Der einst private und familiäre Rückzugsort Küche gerät zunehmend ins Zentrum politischer Debatten. Wie Timo Frasch in der Frankfurter Allgemeinen Zeitung (FAZ) vom 6. Dezember 2024 schrieb, ist die Küche „der politische Raum der Stunde“. Dies manifestiert sich nicht nur in der traditionellen Weihnachtsbäckerei, sondern auch in Wahlkampfstrategien, die gezielt die Privatsphäre der Bürger ins Visier nehmen. So berichtet die FAZ, dass Robert Habeck im Wahlkampf durch Küchenbesuche die Nähe zu den Wählern suchte.
Die Vermischung von Politik und Privatsphäre ist jedoch umstritten. Die vermeintliche Unberührtheit des häuslichen Bereichs wird durch die politische Instrumentalisierung infrage gestellt. Der Besuch von Politikern in der privaten Umgebung kann als Grenzüberschreitung wahrgenommen werden.
Die zunehmende Politisierung des Alltags zeigt sich auch in anderen Bereichen.

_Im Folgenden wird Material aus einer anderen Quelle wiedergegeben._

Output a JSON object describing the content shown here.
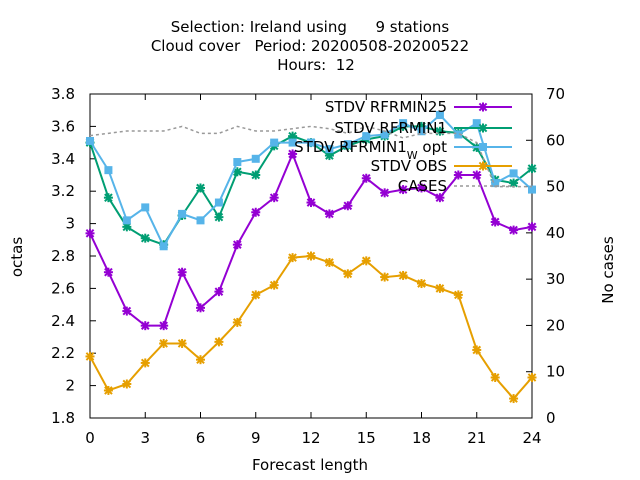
{
  "chart_data": {
    "type": "line",
    "title_lines": [
      "Selection: Ireland using      9 stations",
      "Cloud cover   Period: 20200508-20200522",
      "Hours:  12"
    ],
    "xlabel": "Forecast length",
    "ylabel": "octas",
    "y2label": "No cases",
    "xlim": [
      0,
      24
    ],
    "ylim": [
      1.8,
      3.8
    ],
    "y2lim": [
      0,
      70
    ],
    "x_ticks": [
      0,
      3,
      6,
      9,
      12,
      15,
      18,
      21,
      24
    ],
    "y_ticks": [
      "1.8",
      "2",
      "2.2",
      "2.4",
      "2.6",
      "2.8",
      "3",
      "3.2",
      "3.4",
      "3.6",
      "3.8"
    ],
    "y2_ticks": [
      0,
      10,
      20,
      30,
      40,
      50,
      60,
      70
    ],
    "grid": false,
    "legend_position": "top-right",
    "x": [
      0,
      1,
      2,
      3,
      4,
      5,
      6,
      7,
      8,
      9,
      10,
      11,
      12,
      13,
      14,
      15,
      16,
      17,
      18,
      19,
      20,
      21,
      22,
      23,
      24
    ],
    "series": [
      {
        "name": "STDV RFRMIN25",
        "color": "#9400d3",
        "marker": "star",
        "axis": "left",
        "values": [
          2.94,
          2.7,
          2.46,
          2.37,
          2.37,
          2.7,
          2.48,
          2.58,
          2.87,
          3.07,
          3.16,
          3.43,
          3.13,
          3.06,
          3.11,
          3.28,
          3.19,
          3.21,
          3.22,
          3.16,
          3.3,
          3.3,
          3.01,
          2.96,
          2.98
        ]
      },
      {
        "name": "STDV RFRMIN1",
        "color": "#009e73",
        "marker": "star",
        "axis": "left",
        "values": [
          3.5,
          3.16,
          2.98,
          2.91,
          2.87,
          3.05,
          3.22,
          3.04,
          3.32,
          3.3,
          3.48,
          3.54,
          3.5,
          3.42,
          3.48,
          3.52,
          3.54,
          3.6,
          3.6,
          3.57,
          3.56,
          3.47,
          3.27,
          3.25,
          3.34
        ]
      },
      {
        "name": "STDV RFRMIN1_W_opt",
        "label_main": "STDV RFRMIN1",
        "label_sub": "W",
        "label_tail": " opt",
        "color": "#56b4e9",
        "marker": "box",
        "axis": "left",
        "values": [
          3.51,
          3.33,
          3.02,
          3.1,
          2.86,
          3.06,
          3.02,
          3.13,
          3.38,
          3.4,
          3.5,
          3.5,
          3.5,
          3.46,
          3.49,
          3.54,
          3.55,
          3.62,
          3.57,
          3.67,
          3.55,
          3.62,
          3.25,
          3.31,
          3.21
        ]
      },
      {
        "name": "STDV OBS",
        "color": "#e69f00",
        "marker": "star",
        "axis": "left",
        "values": [
          2.18,
          1.97,
          2.01,
          2.14,
          2.26,
          2.26,
          2.16,
          2.27,
          2.39,
          2.56,
          2.62,
          2.79,
          2.8,
          2.76,
          2.69,
          2.77,
          2.67,
          2.68,
          2.63,
          2.6,
          2.56,
          2.22,
          2.05,
          1.92,
          2.05
        ]
      },
      {
        "name": "CASES",
        "color": "#999999",
        "marker": "none",
        "dashed": true,
        "axis": "right",
        "values": [
          61,
          61.5,
          62,
          62,
          62,
          63,
          61.5,
          61.5,
          63,
          62,
          62,
          62.5,
          63,
          62.5,
          61.5,
          63,
          62,
          60.5,
          61.5,
          61.5,
          61.5,
          59.5,
          50,
          50,
          50
        ]
      }
    ]
  }
}
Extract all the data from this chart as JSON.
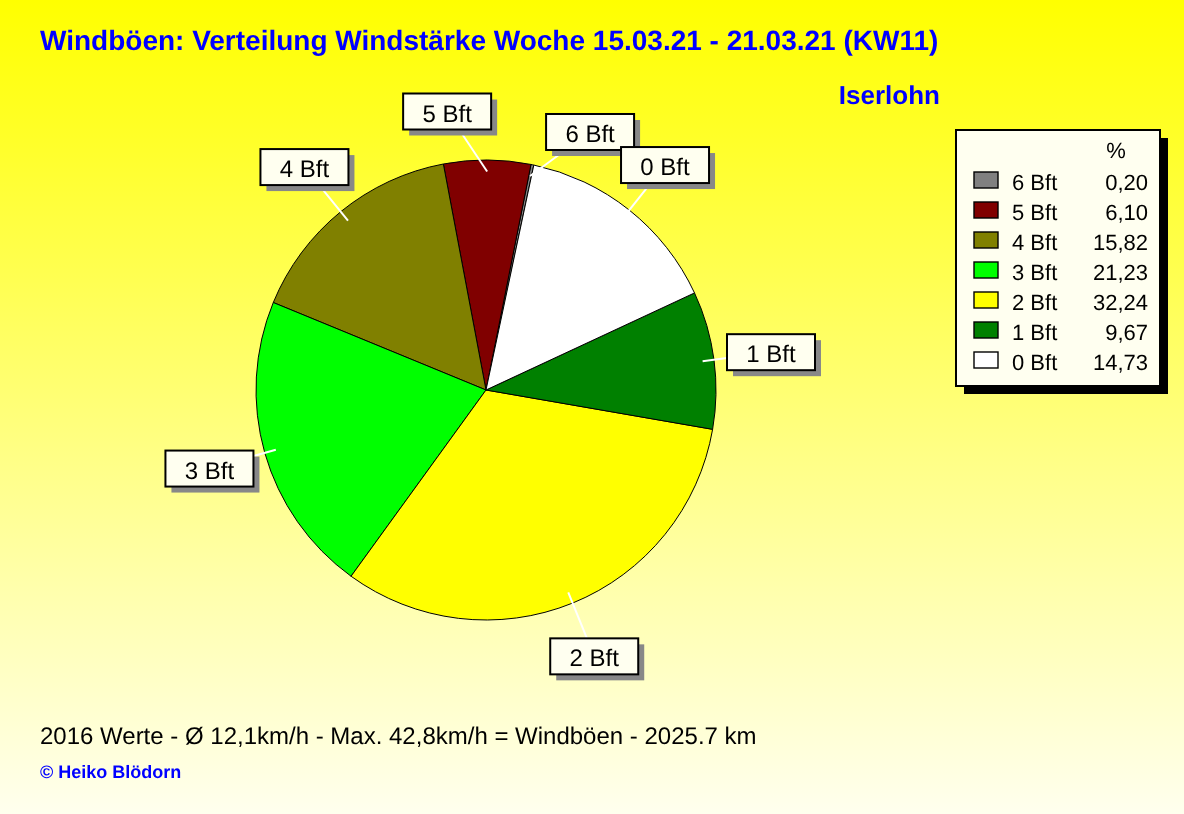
{
  "chart_data": {
    "type": "pie",
    "title": "Windböen: Verteilung Windstärke  Woche 15.03.21 - 21.03.21 (KW11)",
    "subtitle": "Iserlohn",
    "legend_title": "%",
    "categories": [
      "6 Bft",
      "5 Bft",
      "4 Bft",
      "3 Bft",
      "2 Bft",
      "1 Bft",
      "0 Bft"
    ],
    "values": [
      0.2,
      6.1,
      15.82,
      21.23,
      32.24,
      9.67,
      14.73
    ],
    "value_labels": [
      "0,20",
      "6,10",
      "15,82",
      "21,23",
      "32,24",
      "9,67",
      "14,73"
    ],
    "colors": [
      "#808080",
      "#800000",
      "#808000",
      "#00ff00",
      "#ffff00",
      "#008000",
      "#ffffff"
    ],
    "legend": "right",
    "annotations": [
      "2016 Werte   -   Ø 12,1km/h  -  Max. 42,8km/h = Windböen   -   2025.7 km",
      "© Heiko Blödorn"
    ]
  }
}
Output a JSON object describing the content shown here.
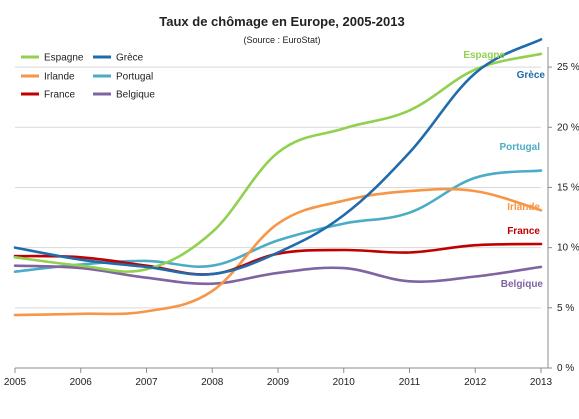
{
  "chart_data": {
    "type": "line",
    "title": "Taux de chômage en Europe, 2005-2013",
    "subtitle": "(Source : EuroStat)",
    "xlabel": "",
    "ylabel": "",
    "x": [
      2005,
      2006,
      2007,
      2008,
      2009,
      2010,
      2011,
      2012,
      2013
    ],
    "xlim": [
      2005,
      2013
    ],
    "ylim": [
      0,
      27.5
    ],
    "y_ticks": [
      0,
      5,
      10,
      15,
      20,
      25
    ],
    "y_tick_labels": [
      "0 %",
      "5 %",
      "10 %",
      "15 %",
      "20 %",
      "25 %"
    ],
    "x_tick_labels": [
      "2005",
      "2006",
      "2007",
      "2008",
      "2009",
      "2010",
      "2011",
      "2012",
      "2013"
    ],
    "grid": "horizontal",
    "legend_placement": "top-left",
    "series": [
      {
        "name": "Espagne",
        "color": "#92d050",
        "end_label": "Espagne",
        "values": [
          9.2,
          8.5,
          8.2,
          11.3,
          17.9,
          19.9,
          21.4,
          24.8,
          26.1
        ]
      },
      {
        "name": "Grèce",
        "color": "#1f6bab",
        "end_label": "Grèce",
        "values": [
          10.0,
          9.0,
          8.4,
          7.8,
          9.6,
          12.7,
          17.9,
          24.5,
          27.3
        ]
      },
      {
        "name": "Irlande",
        "color": "#f79646",
        "end_label": "Irlande",
        "values": [
          4.4,
          4.5,
          4.7,
          6.4,
          12.0,
          13.9,
          14.7,
          14.7,
          13.1
        ]
      },
      {
        "name": "Portugal",
        "color": "#4bacc6",
        "end_label": "Portugal",
        "values": [
          8.0,
          8.6,
          8.9,
          8.5,
          10.6,
          12.0,
          12.9,
          15.8,
          16.4
        ]
      },
      {
        "name": "France",
        "color": "#c00000",
        "end_label": "France",
        "values": [
          9.3,
          9.2,
          8.5,
          7.8,
          9.5,
          9.8,
          9.6,
          10.2,
          10.3
        ]
      },
      {
        "name": "Belgique",
        "color": "#8064a2",
        "end_label": "Belgique",
        "values": [
          8.5,
          8.3,
          7.5,
          7.0,
          7.9,
          8.3,
          7.2,
          7.6,
          8.4
        ]
      }
    ]
  }
}
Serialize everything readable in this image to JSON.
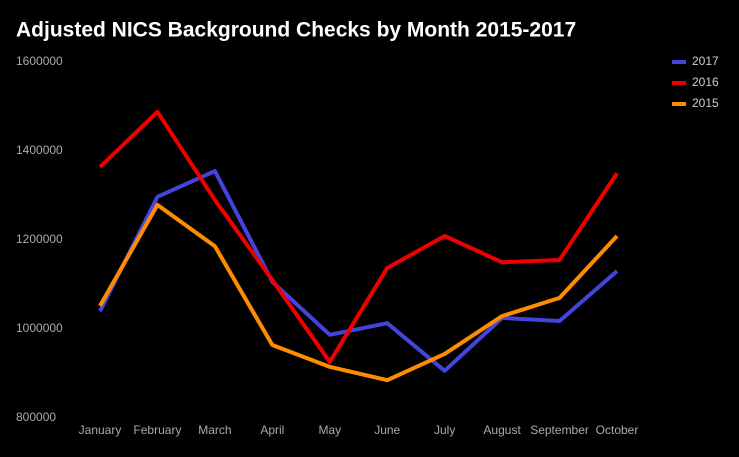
{
  "chart_data": {
    "type": "line",
    "title": "Adjusted NICS Background Checks by Month 2015-2017",
    "categories": [
      "January",
      "February",
      "March",
      "April",
      "May",
      "June",
      "July",
      "August",
      "September",
      "October"
    ],
    "series": [
      {
        "name": "2017",
        "color": "#4444dd",
        "values": [
          1040000,
          1297000,
          1355000,
          1106000,
          987000,
          1013000,
          906000,
          1025000,
          1018000,
          1130000
        ]
      },
      {
        "name": "2016",
        "color": "#ee0000",
        "values": [
          1364000,
          1488000,
          1290000,
          1110000,
          926000,
          1137000,
          1209000,
          1150000,
          1155000,
          1350000
        ]
      },
      {
        "name": "2015",
        "color": "#ff8c00",
        "values": [
          1052000,
          1279000,
          1186000,
          964000,
          915000,
          885000,
          944000,
          1029000,
          1070000,
          1209000
        ]
      }
    ],
    "ylim": [
      800000,
      1600000
    ],
    "yticks": [
      800000,
      1000000,
      1200000,
      1400000,
      1600000
    ],
    "grid": false,
    "legend": "top-right"
  }
}
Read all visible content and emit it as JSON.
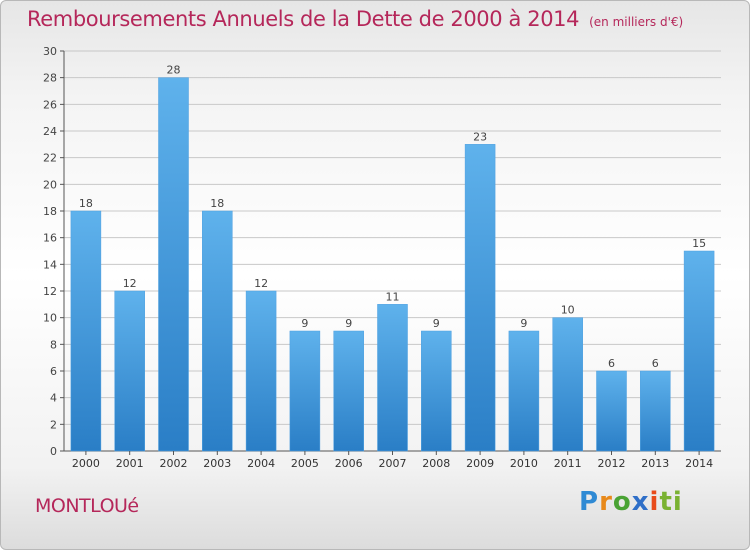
{
  "header": {
    "title": "Remboursements Annuels de la Dette de 2000 à 2014",
    "unit": "(en milliers d'€)"
  },
  "footer": {
    "commune": "MONTLOUé",
    "logo_letters": [
      "P",
      "r",
      "o",
      "x",
      "i",
      "ti"
    ],
    "logo": "Proxiti"
  },
  "colors": {
    "bar_light": "#5fb2ec",
    "bar_dark": "#2a7ec6",
    "title": "#b5275a",
    "grid": "#c8c8c8"
  },
  "chart_data": {
    "type": "bar",
    "title": "Remboursements Annuels de la Dette de 2000 à 2014",
    "subtitle": "(en milliers d'€)",
    "xlabel": "",
    "ylabel": "",
    "categories": [
      "2000",
      "2001",
      "2002",
      "2003",
      "2004",
      "2005",
      "2006",
      "2007",
      "2008",
      "2009",
      "2010",
      "2011",
      "2012",
      "2013",
      "2014"
    ],
    "values": [
      18,
      12,
      28,
      18,
      12,
      9,
      9,
      11,
      9,
      23,
      9,
      10,
      6,
      6,
      15
    ],
    "ylim": [
      0,
      30
    ],
    "yticks": [
      0,
      2,
      4,
      6,
      8,
      10,
      12,
      14,
      16,
      18,
      20,
      22,
      24,
      26,
      28,
      30
    ],
    "grid": true,
    "legend": "none"
  }
}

Am 16. Februar 2024 berichtete das ZDF über Fälle, in denen Lieferdienste wie Lieferando für die Verbreitung von Hassbotschaften missbraucht wurden. Über das Bestellnotizfeld wurden rechtsextreme Parolen an Moscheen gesendet. Wie der Deutschlandfunk am selben Tag berichtete, ermittelt die Polizei Nordrhein-Westfalen in hunderten solcher Fälle. Lieferando verurteilte diese Taten als „perfid“ und „vollkommen inakzeptabel“ und unterstützt die polizeilichen Ermittlungen. Dieser Vorfall verdeutlicht, wie politische Konflikte in vermeintlich unpolitische Bereiche eindringen und diese für ihre Zwecke instrumentalisieren.
Auch das im November 2023 im Frankfurter Allgemeine Buch Verlag erschienene Buch "Fraktur: Politik mit Wumms" von Berthold Kohler, Herausgeber der FAZ, thematisiert die Politisierung des Alltags und die oft skurrilen Auswüchse des politischen Betriebs. Kohler kommentiert in seinen satirischen Glossen das politische Geschehen in Deutschland.
Die zunehmende Verschmelzung von Politik und Privatleben wirft Fragen nach den Grenzen der politischen Auseinandersetzung auf. Wo endet der öffentliche und wo beginnt der private Raum? Wie können Missbrauchsfälle, wie die Instrumentalisierung von Lieferdiensten für Hassbotschaften, verhindert werden? Diese Fragen erfordern eine gesellschaftliche Diskussion.